Он остановился, держась за дверную ручку.
— Да, Вильям?
— Только одно. Ты-то сам искренне веришь, что, когда мозг будет в чаше, мой разум сможет функционировать точно так же, как сейчас? Ты веришь, что я смогу думать и рассуждать, как теперь, и что способность помнить у меня останется?
— Почему нет, — ответил он. — Мозг тот же. Он жив. Невредим. Фактически он абсолютно не затронут. Мы не вскроем даже твердую оболочку. Большая разница, конечно, состояла бы в том, что мы отрезали бы все до одного нервы, ведущие к нему, кроме единственного зрительного нерва, а это значит, что на твое мышление больше не влияли бы чувства. Ты жил бы в исключительно чистом и обособленном мире. Тебя бы ничего не беспокоило, даже боль. Ты бы просто не смог ощутить боль, потому что не было бы нервов, которыми ее чувствуешь. В некотором смысле положение было бы почти идеальным. Никаких забот, страхов, боли, голода или жажды. Даже желаний, и то никаких. Лишь твои воспоминания и мысли. А если бы еще получилось, что оставшийся глаз функционирует, тогда бы ты мог и книги читать. По-моему, очень соблазнительно.
— Еще бы!
— Право же, Вильям, это так. И особенно для доктора философии. Это было бы потрясающе. Ты смог бы размышлять о судьбах мира с той беспристрастностью и ясностью, которых до тебя еще никто никогда не добивался. А потом кто знает, ведь может произойти все что угодно! Тебя могли бы посетить великие мысли и решения, великие идеи, которые могли кардинально изменить наш образ жизни! Попытайся себе представить, если можешь, ту степень сосредоточенности мысли, какой тебе удалось бы достичь!
— И то разочарование, — сказал я.
— Чепуха.

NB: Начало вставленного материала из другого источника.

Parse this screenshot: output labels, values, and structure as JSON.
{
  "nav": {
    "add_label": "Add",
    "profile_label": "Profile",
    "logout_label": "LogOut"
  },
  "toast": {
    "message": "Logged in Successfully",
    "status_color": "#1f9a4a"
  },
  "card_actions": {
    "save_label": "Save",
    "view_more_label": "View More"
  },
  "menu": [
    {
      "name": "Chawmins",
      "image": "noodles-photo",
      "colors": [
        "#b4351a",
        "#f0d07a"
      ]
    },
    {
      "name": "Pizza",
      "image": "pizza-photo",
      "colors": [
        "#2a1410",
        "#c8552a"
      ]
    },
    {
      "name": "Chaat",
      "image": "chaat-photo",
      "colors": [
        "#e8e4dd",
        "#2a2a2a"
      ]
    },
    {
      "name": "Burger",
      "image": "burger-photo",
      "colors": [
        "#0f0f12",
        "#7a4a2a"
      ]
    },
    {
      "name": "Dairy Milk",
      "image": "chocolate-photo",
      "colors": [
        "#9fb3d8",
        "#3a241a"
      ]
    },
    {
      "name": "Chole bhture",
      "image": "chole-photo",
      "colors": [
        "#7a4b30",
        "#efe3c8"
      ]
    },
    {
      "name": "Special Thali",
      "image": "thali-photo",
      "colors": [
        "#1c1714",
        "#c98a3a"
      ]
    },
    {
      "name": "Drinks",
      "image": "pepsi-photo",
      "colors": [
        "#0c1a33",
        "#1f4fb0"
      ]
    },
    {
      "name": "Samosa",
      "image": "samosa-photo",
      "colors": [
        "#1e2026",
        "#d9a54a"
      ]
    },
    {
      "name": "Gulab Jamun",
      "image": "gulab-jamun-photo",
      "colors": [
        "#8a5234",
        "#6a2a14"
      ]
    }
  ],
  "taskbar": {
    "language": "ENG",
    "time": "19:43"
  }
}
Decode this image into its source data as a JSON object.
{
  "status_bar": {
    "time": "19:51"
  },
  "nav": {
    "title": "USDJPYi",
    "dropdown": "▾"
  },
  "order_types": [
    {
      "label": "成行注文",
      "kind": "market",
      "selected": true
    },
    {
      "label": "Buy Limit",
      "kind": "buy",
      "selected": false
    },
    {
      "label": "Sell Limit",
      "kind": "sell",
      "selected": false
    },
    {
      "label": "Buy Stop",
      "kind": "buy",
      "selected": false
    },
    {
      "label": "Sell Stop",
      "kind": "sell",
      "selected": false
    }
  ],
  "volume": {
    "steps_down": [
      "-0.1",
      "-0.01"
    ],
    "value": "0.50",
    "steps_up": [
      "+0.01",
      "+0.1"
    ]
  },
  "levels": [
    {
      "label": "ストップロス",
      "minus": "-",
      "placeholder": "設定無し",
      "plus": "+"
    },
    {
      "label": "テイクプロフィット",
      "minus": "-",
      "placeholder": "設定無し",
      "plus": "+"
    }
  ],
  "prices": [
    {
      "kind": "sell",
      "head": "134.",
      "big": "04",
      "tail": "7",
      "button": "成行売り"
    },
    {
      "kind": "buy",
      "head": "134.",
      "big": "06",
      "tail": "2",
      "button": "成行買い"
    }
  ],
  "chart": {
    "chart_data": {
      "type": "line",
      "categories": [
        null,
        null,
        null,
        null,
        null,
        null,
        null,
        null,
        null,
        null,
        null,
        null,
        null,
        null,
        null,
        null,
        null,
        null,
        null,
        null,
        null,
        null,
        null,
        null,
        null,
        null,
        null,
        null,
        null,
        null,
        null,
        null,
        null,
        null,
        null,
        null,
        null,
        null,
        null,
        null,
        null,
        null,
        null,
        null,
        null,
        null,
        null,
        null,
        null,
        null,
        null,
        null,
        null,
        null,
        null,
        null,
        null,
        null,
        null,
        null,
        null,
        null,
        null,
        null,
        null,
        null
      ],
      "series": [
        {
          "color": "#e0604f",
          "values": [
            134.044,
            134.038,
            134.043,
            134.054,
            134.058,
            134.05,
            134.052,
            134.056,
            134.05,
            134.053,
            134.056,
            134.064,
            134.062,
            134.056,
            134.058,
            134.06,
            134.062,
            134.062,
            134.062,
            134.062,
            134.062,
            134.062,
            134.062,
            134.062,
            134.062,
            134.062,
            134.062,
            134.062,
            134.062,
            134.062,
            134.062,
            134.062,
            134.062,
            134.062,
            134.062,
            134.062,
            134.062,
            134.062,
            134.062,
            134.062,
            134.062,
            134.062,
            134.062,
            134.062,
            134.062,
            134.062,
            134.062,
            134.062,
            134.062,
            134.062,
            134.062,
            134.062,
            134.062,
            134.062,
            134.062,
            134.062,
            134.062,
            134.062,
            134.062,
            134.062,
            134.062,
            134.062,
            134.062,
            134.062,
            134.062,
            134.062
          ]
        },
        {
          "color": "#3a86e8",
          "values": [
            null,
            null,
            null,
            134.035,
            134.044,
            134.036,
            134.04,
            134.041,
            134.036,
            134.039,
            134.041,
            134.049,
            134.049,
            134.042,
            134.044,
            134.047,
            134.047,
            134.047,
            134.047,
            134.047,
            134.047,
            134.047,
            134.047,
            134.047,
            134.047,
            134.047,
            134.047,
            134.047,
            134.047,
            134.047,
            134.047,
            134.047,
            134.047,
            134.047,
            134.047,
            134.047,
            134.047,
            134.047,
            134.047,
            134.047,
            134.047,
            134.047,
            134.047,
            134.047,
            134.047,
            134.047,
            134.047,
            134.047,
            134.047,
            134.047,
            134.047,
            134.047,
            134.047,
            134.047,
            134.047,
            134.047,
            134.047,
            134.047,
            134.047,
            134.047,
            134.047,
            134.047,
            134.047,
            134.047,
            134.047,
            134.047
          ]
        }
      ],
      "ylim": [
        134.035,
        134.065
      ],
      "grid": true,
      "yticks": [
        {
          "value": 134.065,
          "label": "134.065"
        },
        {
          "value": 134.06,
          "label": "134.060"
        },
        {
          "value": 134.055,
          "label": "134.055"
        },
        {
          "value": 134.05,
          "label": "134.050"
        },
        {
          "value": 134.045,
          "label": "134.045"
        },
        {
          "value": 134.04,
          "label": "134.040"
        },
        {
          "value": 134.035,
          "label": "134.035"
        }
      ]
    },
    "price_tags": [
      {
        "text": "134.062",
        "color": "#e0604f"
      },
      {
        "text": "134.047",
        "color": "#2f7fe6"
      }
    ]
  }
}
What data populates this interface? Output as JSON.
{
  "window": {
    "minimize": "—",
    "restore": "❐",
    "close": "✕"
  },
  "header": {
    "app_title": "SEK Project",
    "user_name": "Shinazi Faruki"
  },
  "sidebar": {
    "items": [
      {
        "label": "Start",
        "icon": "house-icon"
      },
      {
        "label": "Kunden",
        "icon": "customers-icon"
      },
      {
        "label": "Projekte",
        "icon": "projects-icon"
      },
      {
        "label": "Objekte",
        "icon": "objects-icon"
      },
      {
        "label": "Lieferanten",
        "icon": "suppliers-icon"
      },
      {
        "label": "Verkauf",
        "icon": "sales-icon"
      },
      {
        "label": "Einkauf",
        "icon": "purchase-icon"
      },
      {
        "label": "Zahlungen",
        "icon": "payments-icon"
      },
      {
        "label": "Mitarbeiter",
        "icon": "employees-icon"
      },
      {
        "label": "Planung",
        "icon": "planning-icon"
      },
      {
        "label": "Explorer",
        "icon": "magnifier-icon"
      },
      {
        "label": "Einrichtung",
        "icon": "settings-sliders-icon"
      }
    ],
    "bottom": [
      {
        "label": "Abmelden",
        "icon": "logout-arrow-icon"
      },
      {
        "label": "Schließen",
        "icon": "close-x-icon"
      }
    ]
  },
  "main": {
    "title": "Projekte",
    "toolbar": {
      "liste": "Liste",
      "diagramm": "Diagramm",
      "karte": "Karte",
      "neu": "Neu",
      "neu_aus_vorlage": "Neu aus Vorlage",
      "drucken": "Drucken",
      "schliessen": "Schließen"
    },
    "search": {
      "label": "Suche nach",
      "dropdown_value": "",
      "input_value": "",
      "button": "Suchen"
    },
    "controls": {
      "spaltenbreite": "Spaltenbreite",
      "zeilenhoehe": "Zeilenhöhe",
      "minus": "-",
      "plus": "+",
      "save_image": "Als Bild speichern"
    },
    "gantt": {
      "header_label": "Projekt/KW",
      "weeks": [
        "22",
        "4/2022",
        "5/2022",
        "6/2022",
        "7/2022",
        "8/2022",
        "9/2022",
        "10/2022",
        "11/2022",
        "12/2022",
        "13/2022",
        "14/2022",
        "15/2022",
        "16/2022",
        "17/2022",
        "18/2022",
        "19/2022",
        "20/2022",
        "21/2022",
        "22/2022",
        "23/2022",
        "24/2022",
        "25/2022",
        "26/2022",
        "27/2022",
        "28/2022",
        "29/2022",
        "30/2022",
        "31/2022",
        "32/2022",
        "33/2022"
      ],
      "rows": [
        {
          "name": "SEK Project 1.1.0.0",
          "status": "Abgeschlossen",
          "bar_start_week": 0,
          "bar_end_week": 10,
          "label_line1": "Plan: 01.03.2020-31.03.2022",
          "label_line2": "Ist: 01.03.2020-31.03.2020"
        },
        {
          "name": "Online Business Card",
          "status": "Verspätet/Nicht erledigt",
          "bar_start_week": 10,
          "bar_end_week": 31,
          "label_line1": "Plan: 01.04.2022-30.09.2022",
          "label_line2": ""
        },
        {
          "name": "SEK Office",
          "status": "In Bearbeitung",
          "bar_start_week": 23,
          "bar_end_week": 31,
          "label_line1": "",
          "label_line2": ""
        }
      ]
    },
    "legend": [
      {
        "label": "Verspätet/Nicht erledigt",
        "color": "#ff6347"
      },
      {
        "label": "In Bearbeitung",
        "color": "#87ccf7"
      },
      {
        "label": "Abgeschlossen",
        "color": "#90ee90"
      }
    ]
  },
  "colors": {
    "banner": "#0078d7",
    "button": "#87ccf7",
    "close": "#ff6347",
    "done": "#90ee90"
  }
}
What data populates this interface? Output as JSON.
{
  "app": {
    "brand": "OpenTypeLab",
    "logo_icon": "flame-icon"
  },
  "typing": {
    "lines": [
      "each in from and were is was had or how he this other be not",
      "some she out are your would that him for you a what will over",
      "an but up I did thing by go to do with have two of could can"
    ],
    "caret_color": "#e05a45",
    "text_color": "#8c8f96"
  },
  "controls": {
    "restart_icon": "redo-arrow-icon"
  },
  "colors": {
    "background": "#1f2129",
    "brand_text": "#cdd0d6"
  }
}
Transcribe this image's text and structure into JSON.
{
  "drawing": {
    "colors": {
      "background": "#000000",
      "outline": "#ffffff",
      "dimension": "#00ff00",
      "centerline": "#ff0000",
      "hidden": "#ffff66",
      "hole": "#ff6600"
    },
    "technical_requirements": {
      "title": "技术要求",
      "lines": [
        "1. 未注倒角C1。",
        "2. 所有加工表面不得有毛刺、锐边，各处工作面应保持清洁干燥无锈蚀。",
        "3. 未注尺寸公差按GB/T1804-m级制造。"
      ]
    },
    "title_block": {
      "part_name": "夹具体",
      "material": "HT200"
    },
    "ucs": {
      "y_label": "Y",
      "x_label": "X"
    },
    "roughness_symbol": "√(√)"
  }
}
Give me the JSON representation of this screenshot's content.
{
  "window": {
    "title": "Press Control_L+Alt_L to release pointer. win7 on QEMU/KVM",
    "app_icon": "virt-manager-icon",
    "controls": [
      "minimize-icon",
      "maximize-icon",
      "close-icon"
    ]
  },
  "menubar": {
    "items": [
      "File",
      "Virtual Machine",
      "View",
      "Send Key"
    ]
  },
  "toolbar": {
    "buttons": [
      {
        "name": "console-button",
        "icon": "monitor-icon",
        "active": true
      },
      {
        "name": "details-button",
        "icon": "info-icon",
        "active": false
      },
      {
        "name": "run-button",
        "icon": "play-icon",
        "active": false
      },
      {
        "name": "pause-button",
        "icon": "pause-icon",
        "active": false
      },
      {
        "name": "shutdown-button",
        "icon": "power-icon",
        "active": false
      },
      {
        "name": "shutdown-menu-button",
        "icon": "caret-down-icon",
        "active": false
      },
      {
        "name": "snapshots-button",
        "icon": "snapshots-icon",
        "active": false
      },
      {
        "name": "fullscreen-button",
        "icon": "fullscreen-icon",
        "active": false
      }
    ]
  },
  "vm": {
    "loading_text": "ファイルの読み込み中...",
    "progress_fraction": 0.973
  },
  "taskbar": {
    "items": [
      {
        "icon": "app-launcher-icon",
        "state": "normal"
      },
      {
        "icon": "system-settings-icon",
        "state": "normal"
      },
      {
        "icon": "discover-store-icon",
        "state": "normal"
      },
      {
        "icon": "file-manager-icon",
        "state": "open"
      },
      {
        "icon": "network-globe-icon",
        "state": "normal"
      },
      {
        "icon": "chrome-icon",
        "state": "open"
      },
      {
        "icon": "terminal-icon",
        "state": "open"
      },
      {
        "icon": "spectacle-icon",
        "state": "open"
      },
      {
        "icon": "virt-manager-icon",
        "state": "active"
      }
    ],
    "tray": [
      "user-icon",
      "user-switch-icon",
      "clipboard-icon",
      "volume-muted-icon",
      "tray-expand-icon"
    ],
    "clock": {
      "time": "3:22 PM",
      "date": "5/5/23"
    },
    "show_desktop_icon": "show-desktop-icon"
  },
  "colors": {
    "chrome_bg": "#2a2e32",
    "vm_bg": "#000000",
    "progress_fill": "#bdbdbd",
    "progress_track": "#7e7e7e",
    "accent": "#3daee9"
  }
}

Никакого разочарования и быть не может. Без желания разочарования не бывает, а у тебя никаких желаний и в помине не было бы. Во всяком случае, физических желаний.
— Но я бы явно был в состоянии вспомнить свою прежнюю жизнь на свете, и у меня могло бы возникнуть желание вернуться к ней.
— Что, в эту неразбериху? Из твоей уютной чаши обратно в этот сумасшедший дом?
— Ответь еще на один вопрос, — сказал я. — Как долго, ты полагаешь, тебе удалось бы поддерживать его в живом состоянии?
— Мозг? Кто знает! Возможно, в течении многих лет. Условия были бы идеальными. Большинство факторов, вызывающих изнашивание, отсутствовало бы благодаря искусственному сердцу. Кровяное давление оставалось бы неизменным все время, что в реальной жизни является невозможным условием. Температура тоже была бы постоянной. Химический состав крови был бы почти безупречным. В ней не было бы никаких примесей, никаких вирусов, бактерий — ничего. Конечно, гадать глупо, но я считаю, что мозг мог бы жить двести-триста лет в подобных условиях. Ну пока, — сказал он. — Я забегу к тебе завтра.
Он быстро вышел, оставив меня в довольно сильном смятении.
Моей первой реакцией сразу после его ухода было отвращение к этой его затее. В самом замысле превратить меня, сохранив все мои умственные способности, в скользкий комочек, плавающий в резервуаре с водой, было что-то отталкивающее. Это было чудовищно, неприлично, порочно. Еще меня беспокоило ощущение беспомощности, которое мне суждено было испытать, как только Лэнди поместит меня в чашу. После этого обратного пути уже не было бы, нельзя было бы никак ни протестовать, ни объясняться. Я был бы обречен терпеть столько, сколько им удалось бы поддерживать во мне жизнь.
А что, если, например, я не смог бы этого выдержать? Что, если бы это оказалось жутко болезненным? А если бы я впал в истерику?
Нет ног, чтобы убежать. Нет голоса, чтобы крикнуть. Ничего нет. Мне просто пришлось бы скрывать под улыбкой свои переживания в течение двух последующих столетий.